In the 1980s, first the main stand got replaced by a new one that covered the entire length of the pitch, and next two new covered terraces were built at both short ends. These terraces were later fitted with seats.
Stade Mambourg remained a modest ground until it got selected as one of the playing venues of Euro 2000. A major redevelopment program brought capacity to the required 30,000 seats. Works included the construction of second tier on three of the four stands, and a steep third tier on Tribune III. After the reopening of the stadium in May 1999, its name got changed to Stade du Pays de Charleroi.
During the European Championships, Stade du Pays de Charleroi hosted three group matches. After the tournament the third tier on Tribune III got removed again, reducing capacity to 25,000 seats.

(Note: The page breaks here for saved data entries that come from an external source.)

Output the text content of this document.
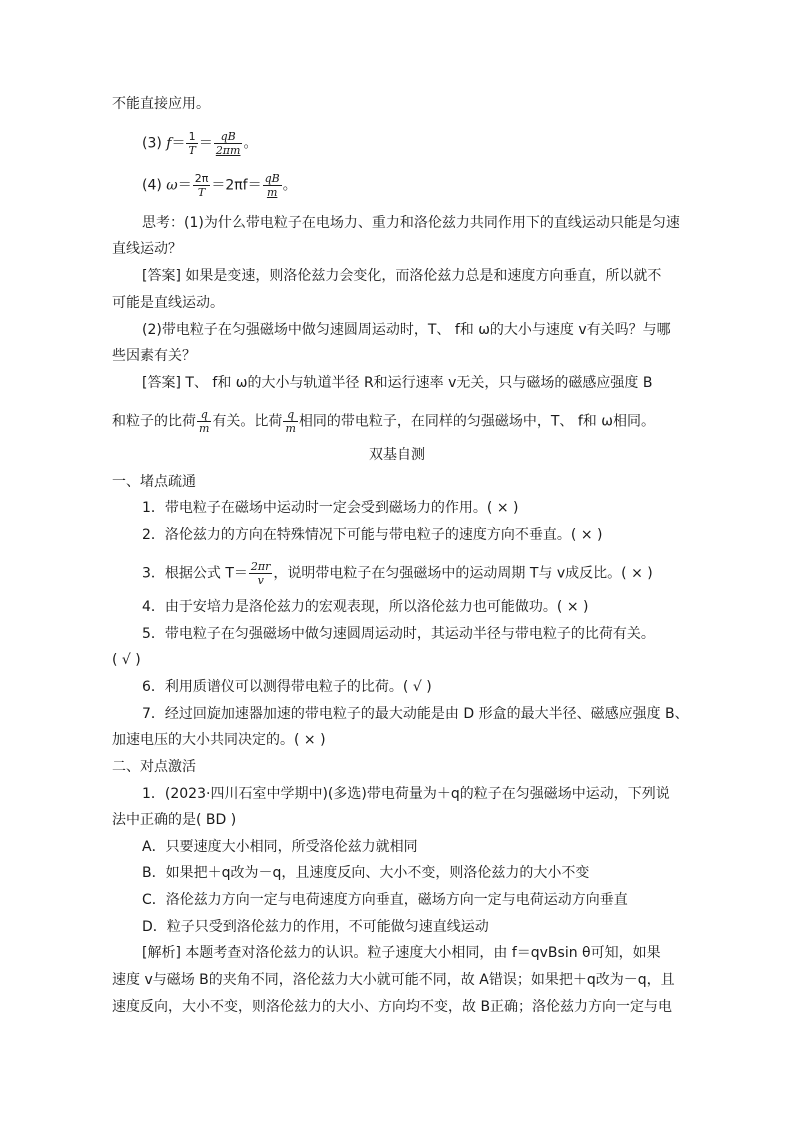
不能直接应用。
(3) $f= \frac{1}{T} = \frac{qB}{2\pi m}$ 。
(4) $\omega= \frac{2\pi}{T} =2\pi f= \frac{qB}{m}$ 。
思考：(1)为什么带电粒子在电场力、重力和洛伦兹力共同作用下的直线运动只能是匀速
直线运动？
[答案] 如果是变速，则洛伦兹力会变化，而洛伦兹力总是和速度方向垂直，所以就不
可能是直线运动。
(2)带电粒子在匀强磁场中做匀速圆周运动时，T、 f和 ω的大小与速度 v有关吗？与哪
些因素有关？
[答案] T、 f和 ω的大小与轨道半径 R和运行速率 v无关，只与磁场的磁感应强度 B
和粒子的比荷 $\frac{q}{m}$ 有关。比荷 $\frac{q}{m}$ 相同的带电粒子，在同样的匀强磁场中，T、 f和 ω相同。
双基自测
一、堵点疏通
1．带电粒子在磁场中运动时一定会受到磁场力的作用。( × )
2．洛伦兹力的方向在特殊情况下可能与带电粒子的速度方向不垂直。( × )
3．根据公式 $T= \frac{2\pi r}{v}$ ，说明带电粒子在匀强磁场中的运动周期 T与 v成反比。( × )
4．由于安培力是洛伦兹力的宏观表现，所以洛伦兹力也可能做功。( × )
5．带电粒子在匀强磁场中做匀速圆周运动时，其运动半径与带电粒子的比荷有关。
( √ )
6．利用质谱仪可以测得带电粒子的比荷。( √ )
7．经过回旋加速器加速的带电粒子的最大动能是由 D 形盒的最大半径、磁感应强度 B、
加速电压的大小共同决定的。( × )
二、对点激活
1．(2023·四川石室中学期中)(多选)带电荷量为＋q的粒子在匀强磁场中运动，下列说
法中正确的是( BD )
A．只要速度大小相同，所受洛伦兹力就相同
B．如果把＋q改为－q，且速度反向、大小不变，则洛伦兹力的大小不变
C．洛伦兹力方向一定与电荷速度方向垂直，磁场方向一定与电荷运动方向垂直
D．粒子只受到洛伦兹力的作用，不可能做匀速直线运动
[解析] 本题考查对洛伦兹力的认识。粒子速度大小相同，由 f＝qvBsin θ可知，如果
速度 v与磁场 B的夹角不同，洛伦兹力大小就可能不同，故 A错误；如果把＋q改为－q，且
速度反向，大小不变，则洛伦兹力的大小、方向均不变，故 B正确；洛伦兹力方向一定与电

Over a decade later, in 2012, it turned out that the city of Charleroi, owner of the stadium, had failed to apply for planning permission for the expansion, and they were told to tear down the upper tiers of the stadium, which resulted in a reduction of capacity to 15,000 seats.
In recent years, Charleroi have been looking to build a new stadium in the suburb of Marchienne-au-Pont. Plans are still in the planning phase but preliminary plans suggest a capacity of about 20,000 with the aim of having the stadium completed in 2024.
(photos of the present Stade du Pays de Charleroi below)
How to get to Stade du Pays de Charleroi
Stade du Pays de Charleroi is located on the northern edge of Chareleroi’s city centre. The walk from the city’s central Place Charles II takes only 10 minutes. The walk from Charleroi’s main railway station, Gare de Charleroi-Sud, just over 20 minutes.
Regular direct trains connect Charleroi with major Belgian cities such as Brussels and Liège. In both cases the journey takes about 60 to 90 minutes.
Address: Boulevard Zoé Drion 19, 6000 Charleroi
Tickets for Charleroi matches can be bought online through Tickethour, at the club shop at Stade du Pays de Charleroi, or at the ticket windows of the stadium on the day of the match. Identification may be required.
Tickets cost either €18.00 or €20.00, both for the long sides. Tickets for the stands behind the goals do not go on general sale. Tickets are €3.00 more expensive if bought at the ticket windows on the day.